Two other limiting factors of less importance have been described in this paper. The first is related to the hyperpolarization component following a burst of great activity coming from a tonic receptor (Fig. 10) or following the mechanical stimulation of the whole cercus (Fig. 16). The second is in correlation with the summation of unitary EPSPs which, during high frequency, drives the resting potential towards the equilibrium potential, thus decreasing their amplitude.

We have seen in this paper that a giant axon in the sixth abdominal ganglion of the cockroach receives many inputs, thus giving rise to a very intense activity consisting in small unitary EPSPs or IPSPs, most of them related to presynaptic spikes in correlation with cereal stimulation. Nevertheless only few postsynaptic spikes are generated. The question then arises: what is the meaning of all this sensory information for a living animal?

The tonic receptors are continuously stimulated by dust, light puffs of air, slight contact with support or other animals, so they provide information about the environment. Their activity is certainly very important and would give a great synaptic depolarization of the giant axon if this was not, in fact, minimized by fatigue or habituation phenomena. It seems that these receptors give essentially a basic tonus and are not able to trigger a propagated action potential.

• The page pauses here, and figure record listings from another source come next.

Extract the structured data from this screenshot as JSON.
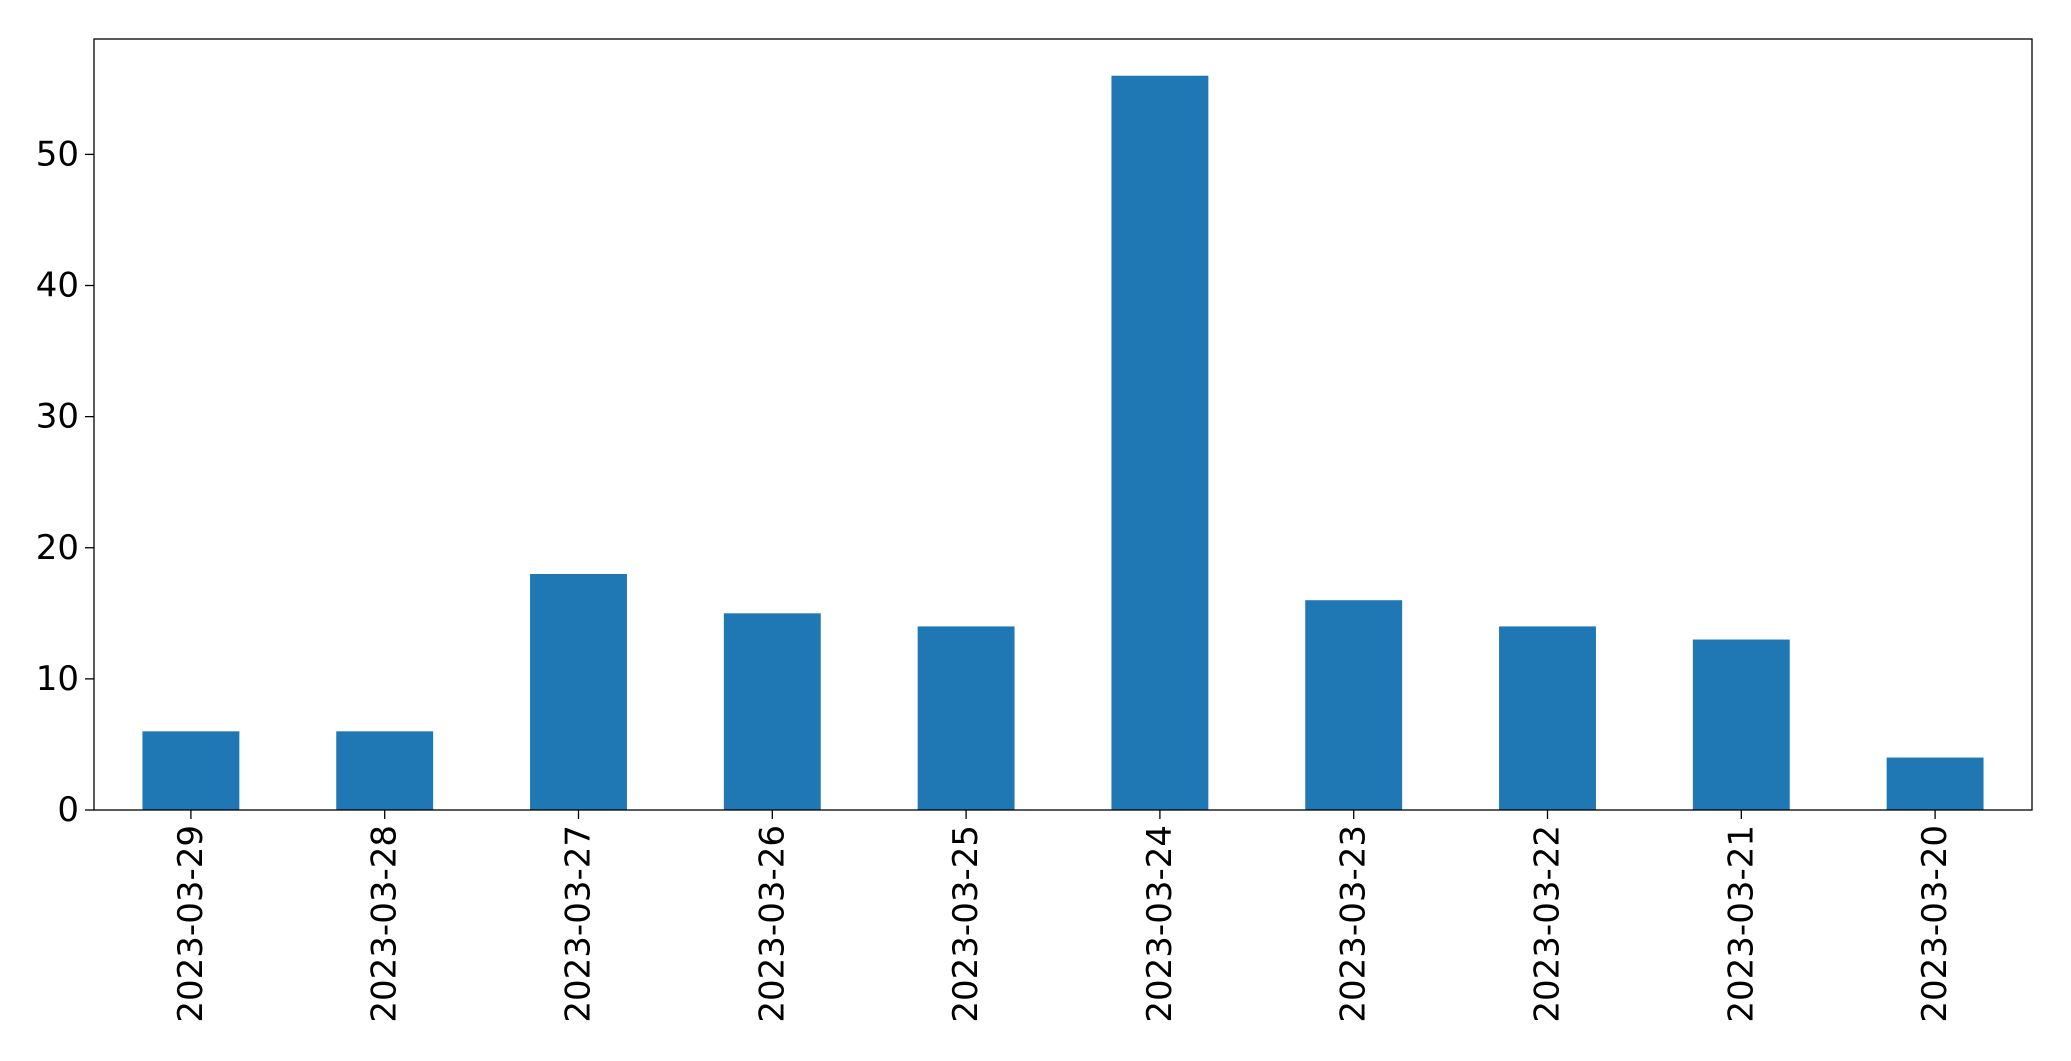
{
  "chart_data": {
    "type": "bar",
    "title": "",
    "xlabel": "",
    "ylabel": "",
    "categories": [
      "2023-03-29",
      "2023-03-28",
      "2023-03-27",
      "2023-03-26",
      "2023-03-25",
      "2023-03-24",
      "2023-03-23",
      "2023-03-22",
      "2023-03-21",
      "2023-03-20"
    ],
    "values": [
      6,
      6,
      18,
      15,
      14,
      56,
      16,
      14,
      13,
      4
    ],
    "ylim": [
      0,
      58.8
    ],
    "yticks": [
      0,
      10,
      20,
      30,
      40,
      50
    ],
    "grid": false,
    "legend": "none",
    "bar_color": "#1f77b4",
    "x_tick_rotation": "vertical"
  }
}
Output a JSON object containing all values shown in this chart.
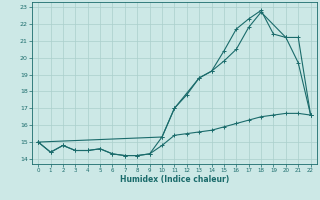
{
  "xlabel": "Humidex (Indice chaleur)",
  "bg_color": "#cce8e6",
  "line_color": "#1a6b6b",
  "grid_color": "#aacfcc",
  "xlim": [
    -0.5,
    22.5
  ],
  "ylim": [
    13.7,
    23.3
  ],
  "yticks": [
    14,
    15,
    16,
    17,
    18,
    19,
    20,
    21,
    22,
    23
  ],
  "xticks": [
    0,
    1,
    2,
    3,
    4,
    5,
    6,
    7,
    8,
    9,
    10,
    11,
    12,
    13,
    14,
    15,
    16,
    17,
    18,
    19,
    20,
    21,
    22
  ],
  "line1_x": [
    0,
    1,
    2,
    3,
    4,
    5,
    6,
    7,
    8,
    9,
    10,
    11,
    12,
    13,
    14,
    15,
    16,
    17,
    18,
    19,
    20,
    21,
    22
  ],
  "line1_y": [
    15.0,
    14.4,
    14.8,
    14.5,
    14.5,
    14.6,
    14.3,
    14.2,
    14.2,
    14.3,
    14.8,
    15.4,
    15.5,
    15.6,
    15.7,
    15.9,
    16.1,
    16.3,
    16.5,
    16.6,
    16.7,
    16.7,
    16.6
  ],
  "line2_x": [
    0,
    1,
    2,
    3,
    4,
    5,
    6,
    7,
    8,
    9,
    10,
    11,
    12,
    13,
    14,
    15,
    16,
    17,
    18,
    19,
    20,
    21,
    22
  ],
  "line2_y": [
    15.0,
    14.4,
    14.8,
    14.5,
    14.5,
    14.6,
    14.3,
    14.2,
    14.2,
    14.3,
    15.3,
    17.0,
    17.8,
    18.8,
    19.2,
    20.4,
    21.7,
    22.3,
    22.8,
    21.4,
    21.2,
    19.7,
    16.6
  ],
  "line3_x": [
    0,
    10,
    11,
    13,
    14,
    15,
    16,
    17,
    18,
    20,
    21,
    22
  ],
  "line3_y": [
    15.0,
    15.3,
    17.0,
    18.8,
    19.2,
    19.8,
    20.5,
    21.8,
    22.7,
    21.2,
    21.2,
    16.6
  ]
}
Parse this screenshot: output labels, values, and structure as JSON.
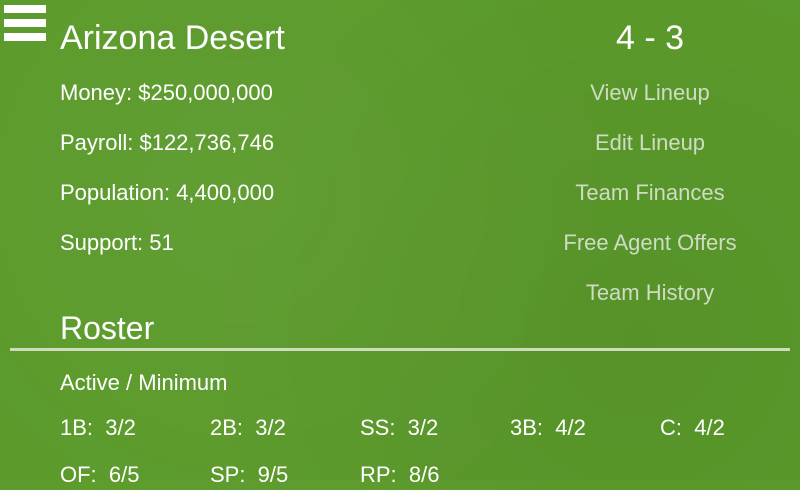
{
  "header": {
    "team_name": "Arizona Desert",
    "record": "4 - 3",
    "menu_icon": "hamburger-icon"
  },
  "stats": [
    "Money: $250,000,000",
    "Payroll: $122,736,746",
    "Population: 4,400,000",
    "Support: 51"
  ],
  "links": [
    "View Lineup",
    "Edit Lineup",
    "Team Finances",
    "Free Agent Offers",
    "Team History"
  ],
  "roster": {
    "title": "Roster",
    "subtitle": "Active / Minimum",
    "positions": [
      "1B:  3/2",
      "2B:  3/2",
      "SS:  3/2",
      "3B:  4/2",
      "C:  4/2",
      "OF:  6/5",
      "SP:  9/5",
      "RP:  8/6"
    ]
  },
  "colors": {
    "background": "#5b9a2b",
    "link": "#cfdcc4"
  }
}
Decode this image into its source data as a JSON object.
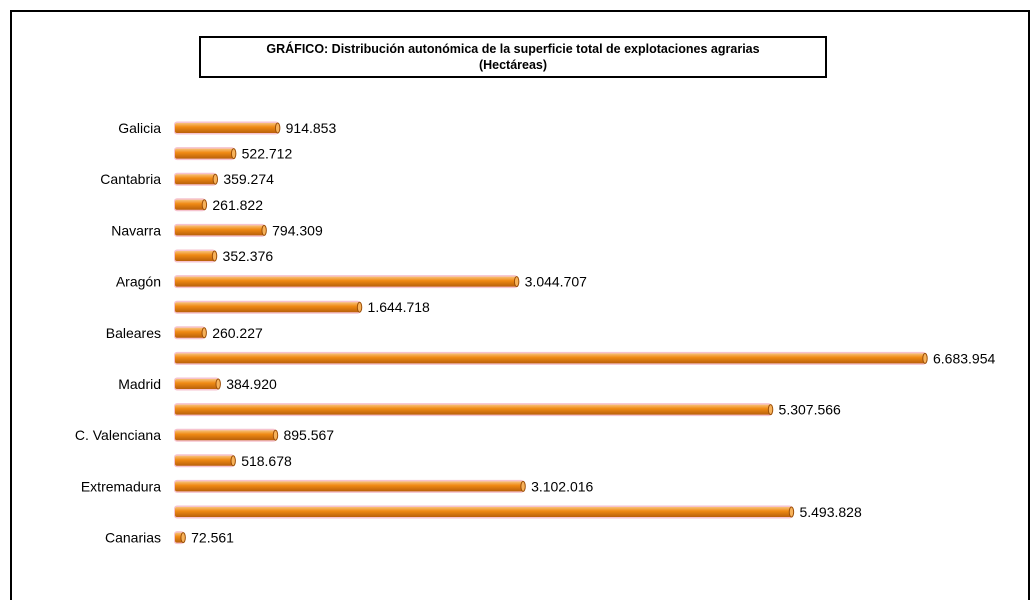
{
  "chart_data": {
    "type": "bar",
    "orientation": "horizontal",
    "title": "GRÁFICO: Distribución autonómica de la superficie total de explotaciones agrarias",
    "subtitle": "(Hectáreas)",
    "categories_labeled": [
      "Galicia",
      "Cantabria",
      "Navarra",
      "Aragón",
      "Baleares",
      "Madrid",
      "C. Valenciana",
      "Extremadura",
      "Canarias"
    ],
    "values": [
      914853,
      522712,
      359274,
      261822,
      794309,
      352376,
      3044707,
      1644718,
      260227,
      6683954,
      384920,
      5307566,
      895567,
      518678,
      3102016,
      5493828,
      72561
    ],
    "value_labels": [
      "914.853",
      "522.712",
      "359.274",
      "261.822",
      "794.309",
      "352.376",
      "3.044.707",
      "1.644.718",
      "260.227",
      "6.683.954",
      "384.920",
      "5.307.566",
      "895.567",
      "518.678",
      "3.102.016",
      "5.493.828",
      "72.561"
    ],
    "bar_color": "#f08a14",
    "grid": false
  }
}
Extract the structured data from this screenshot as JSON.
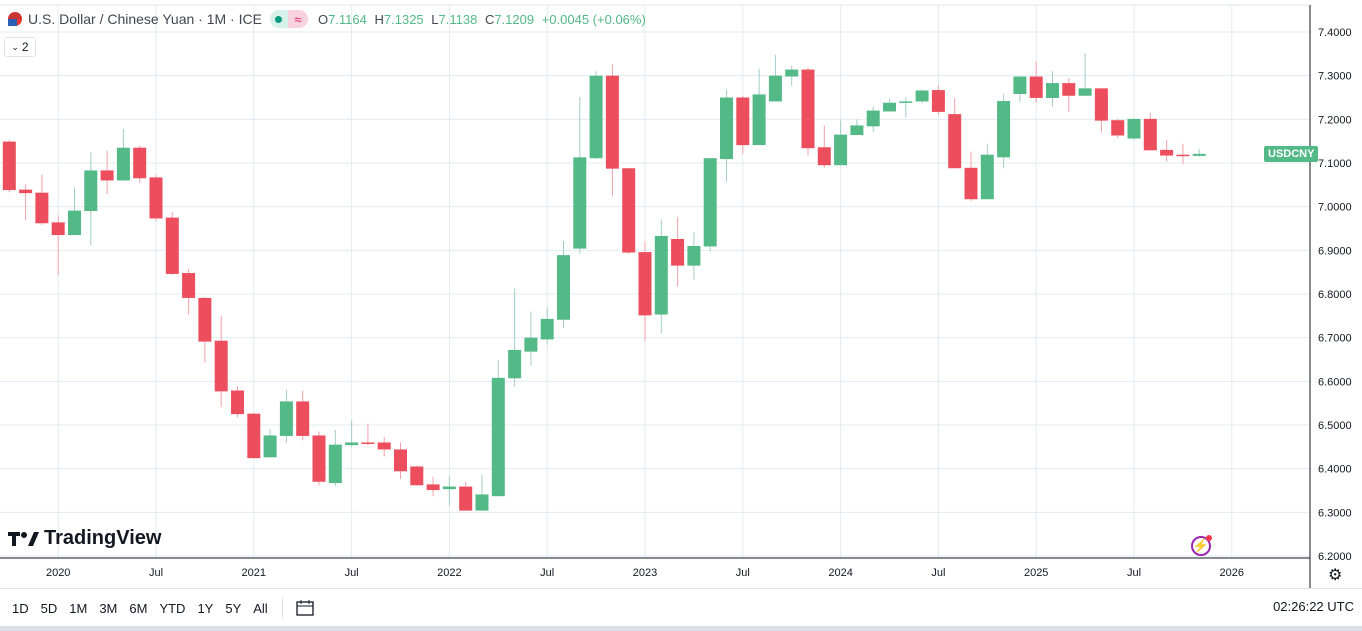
{
  "legend": {
    "title": "U.S. Dollar / Chinese Yuan · 1M · ICE",
    "open_label": "O",
    "open": "7.1164",
    "high_label": "H",
    "high": "7.1325",
    "low_label": "L",
    "low": "7.1138",
    "close_label": "C",
    "close": "7.1209",
    "change": "+0.0045 (+0.06%)",
    "collapse_count": "2",
    "wave_icon": "≈"
  },
  "symbol_tag": "USDCNY",
  "logo_text": "TradingView",
  "colors": {
    "up": "#53b987",
    "down": "#ec4e5e",
    "up_wick": "#a3cdc9",
    "down_wick": "#f4a0aa",
    "grid": "#e1ecf2"
  },
  "chart_data": {
    "type": "candlestick",
    "interval": "1M",
    "ylim": [
      6.2,
      7.4
    ],
    "y_ticks": [
      "7.4000",
      "7.3000",
      "7.2000",
      "7.1000",
      "7.0000",
      "6.9000",
      "6.8000",
      "6.7000",
      "6.6000",
      "6.5000",
      "6.4000",
      "6.3000",
      "6.2000"
    ],
    "x_ticks": [
      {
        "label": "2020",
        "date": "2020-01"
      },
      {
        "label": "Jul",
        "date": "2020-07"
      },
      {
        "label": "2021",
        "date": "2021-01"
      },
      {
        "label": "Jul",
        "date": "2021-07"
      },
      {
        "label": "2022",
        "date": "2022-01"
      },
      {
        "label": "Jul",
        "date": "2022-07"
      },
      {
        "label": "2023",
        "date": "2023-01"
      },
      {
        "label": "Jul",
        "date": "2023-07"
      },
      {
        "label": "2024",
        "date": "2024-01"
      },
      {
        "label": "Jul",
        "date": "2024-07"
      },
      {
        "label": "2025",
        "date": "2025-01"
      },
      {
        "label": "Jul",
        "date": "2025-07"
      },
      {
        "label": "2026",
        "date": "2026-01"
      }
    ],
    "grid": true,
    "candles": [
      [
        "2019-10",
        7.149,
        7.153,
        7.033,
        7.038
      ],
      [
        "2019-11",
        7.039,
        7.051,
        6.969,
        7.031
      ],
      [
        "2019-12",
        7.032,
        7.073,
        6.958,
        6.962
      ],
      [
        "2020-01",
        6.964,
        6.98,
        6.843,
        6.935
      ],
      [
        "2020-02",
        6.935,
        7.044,
        6.935,
        6.991
      ],
      [
        "2020-03",
        6.99,
        7.124,
        6.912,
        7.083
      ],
      [
        "2020-04",
        7.083,
        7.128,
        7.029,
        7.06
      ],
      [
        "2020-05",
        7.06,
        7.178,
        7.06,
        7.135
      ],
      [
        "2020-06",
        7.135,
        7.14,
        7.054,
        7.065
      ],
      [
        "2020-07",
        7.067,
        7.073,
        6.967,
        6.973
      ],
      [
        "2020-08",
        6.975,
        6.987,
        6.844,
        6.846
      ],
      [
        "2020-09",
        6.848,
        6.857,
        6.753,
        6.791
      ],
      [
        "2020-10",
        6.791,
        6.793,
        6.643,
        6.691
      ],
      [
        "2020-11",
        6.693,
        6.75,
        6.541,
        6.577
      ],
      [
        "2020-12",
        6.579,
        6.588,
        6.518,
        6.525
      ],
      [
        "2021-01",
        6.526,
        6.528,
        6.424,
        6.424
      ],
      [
        "2021-02",
        6.426,
        6.49,
        6.426,
        6.476
      ],
      [
        "2021-03",
        6.475,
        6.581,
        6.459,
        6.554
      ],
      [
        "2021-04",
        6.554,
        6.579,
        6.465,
        6.475
      ],
      [
        "2021-05",
        6.476,
        6.485,
        6.361,
        6.37
      ],
      [
        "2021-06",
        6.367,
        6.489,
        6.36,
        6.455
      ],
      [
        "2021-07",
        6.454,
        6.51,
        6.449,
        6.46
      ],
      [
        "2021-08",
        6.46,
        6.503,
        6.453,
        6.457
      ],
      [
        "2021-09",
        6.46,
        6.473,
        6.428,
        6.444
      ],
      [
        "2021-10",
        6.444,
        6.46,
        6.376,
        6.394
      ],
      [
        "2021-11",
        6.405,
        6.407,
        6.361,
        6.362
      ],
      [
        "2021-12",
        6.364,
        6.382,
        6.337,
        6.351
      ],
      [
        "2022-01",
        6.353,
        6.382,
        6.316,
        6.359
      ],
      [
        "2022-02",
        6.359,
        6.37,
        6.303,
        6.304
      ],
      [
        "2022-03",
        6.304,
        6.386,
        6.304,
        6.341
      ],
      [
        "2022-04",
        6.337,
        6.649,
        6.337,
        6.608
      ],
      [
        "2022-05",
        6.607,
        6.812,
        6.588,
        6.672
      ],
      [
        "2022-06",
        6.668,
        6.76,
        6.636,
        6.7
      ],
      [
        "2022-07",
        6.696,
        6.77,
        6.684,
        6.743
      ],
      [
        "2022-08",
        6.741,
        6.921,
        6.723,
        6.889
      ],
      [
        "2022-09",
        6.904,
        7.251,
        6.892,
        7.113
      ],
      [
        "2022-10",
        7.111,
        7.31,
        7.109,
        7.3
      ],
      [
        "2022-11",
        7.3,
        7.326,
        7.025,
        7.087
      ],
      [
        "2022-12",
        7.088,
        7.088,
        6.892,
        6.895
      ],
      [
        "2023-01",
        6.896,
        6.921,
        6.692,
        6.751
      ],
      [
        "2023-02",
        6.753,
        6.971,
        6.71,
        6.933
      ],
      [
        "2023-03",
        6.926,
        6.976,
        6.817,
        6.865
      ],
      [
        "2023-04",
        6.865,
        6.942,
        6.833,
        6.91
      ],
      [
        "2023-05",
        6.909,
        7.111,
        6.897,
        7.111
      ],
      [
        "2023-06",
        7.109,
        7.268,
        7.057,
        7.25
      ],
      [
        "2023-07",
        7.25,
        7.254,
        7.121,
        7.141
      ],
      [
        "2023-08",
        7.141,
        7.316,
        7.141,
        7.257
      ],
      [
        "2023-09",
        7.241,
        7.348,
        7.241,
        7.3
      ],
      [
        "2023-10",
        7.298,
        7.323,
        7.276,
        7.314
      ],
      [
        "2023-11",
        7.314,
        7.318,
        7.118,
        7.134
      ],
      [
        "2023-12",
        7.136,
        7.186,
        7.089,
        7.095
      ],
      [
        "2024-01",
        7.095,
        7.197,
        7.095,
        7.165
      ],
      [
        "2024-02",
        7.164,
        7.2,
        7.164,
        7.186
      ],
      [
        "2024-03",
        7.184,
        7.229,
        7.171,
        7.22
      ],
      [
        "2024-04",
        7.218,
        7.247,
        7.218,
        7.238
      ],
      [
        "2024-05",
        7.239,
        7.25,
        7.204,
        7.241
      ],
      [
        "2024-06",
        7.241,
        7.268,
        7.237,
        7.266
      ],
      [
        "2024-07",
        7.267,
        7.278,
        7.211,
        7.217
      ],
      [
        "2024-08",
        7.212,
        7.248,
        7.088,
        7.088
      ],
      [
        "2024-09",
        7.089,
        7.126,
        7.013,
        7.017
      ],
      [
        "2024-10",
        7.017,
        7.144,
        7.017,
        7.119
      ],
      [
        "2024-11",
        7.113,
        7.258,
        7.088,
        7.242
      ],
      [
        "2024-12",
        7.258,
        7.298,
        7.239,
        7.298
      ],
      [
        "2025-01",
        7.298,
        7.333,
        7.238,
        7.249
      ],
      [
        "2025-02",
        7.249,
        7.31,
        7.229,
        7.283
      ],
      [
        "2025-03",
        7.283,
        7.294,
        7.217,
        7.254
      ],
      [
        "2025-04",
        7.254,
        7.351,
        7.254,
        7.271
      ],
      [
        "2025-05",
        7.271,
        7.271,
        7.17,
        7.197
      ],
      [
        "2025-06",
        7.198,
        7.201,
        7.158,
        7.163
      ],
      [
        "2025-07",
        7.156,
        7.201,
        7.152,
        7.201
      ],
      [
        "2025-08",
        7.201,
        7.215,
        7.129,
        7.129
      ],
      [
        "2025-09",
        7.13,
        7.152,
        7.104,
        7.117
      ],
      [
        "2025-10",
        7.119,
        7.144,
        7.097,
        7.118
      ],
      [
        "2025-11",
        7.1164,
        7.1325,
        7.1138,
        7.1209
      ]
    ]
  },
  "bottom_bar": {
    "ranges": [
      "1D",
      "5D",
      "1M",
      "3M",
      "6M",
      "YTD",
      "1Y",
      "5Y",
      "All"
    ],
    "clock": "02:26:22 UTC"
  }
}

The phasic receptors, on the other hand, respond to a sudden strong puff of air or greater contacts and induce postsynaptic potentials which may be reinforced by poten-ttion. In these conditions a spike may be generated on the great depolarization which rresponds to the summation of the unitary activities including also the initial component of the tonic response. Then, all the limiting factors (fatigue, habituation, hyperpolarization, …) intervene to shorten the burst of postsynaptic propagated action potentials. The synapses have to be at rest for some time before giving rise again to other spikes. These spikes are rapidly conducted to higher centres (thoracic or cerebral ganglia) where they seem to develop and control the escape response.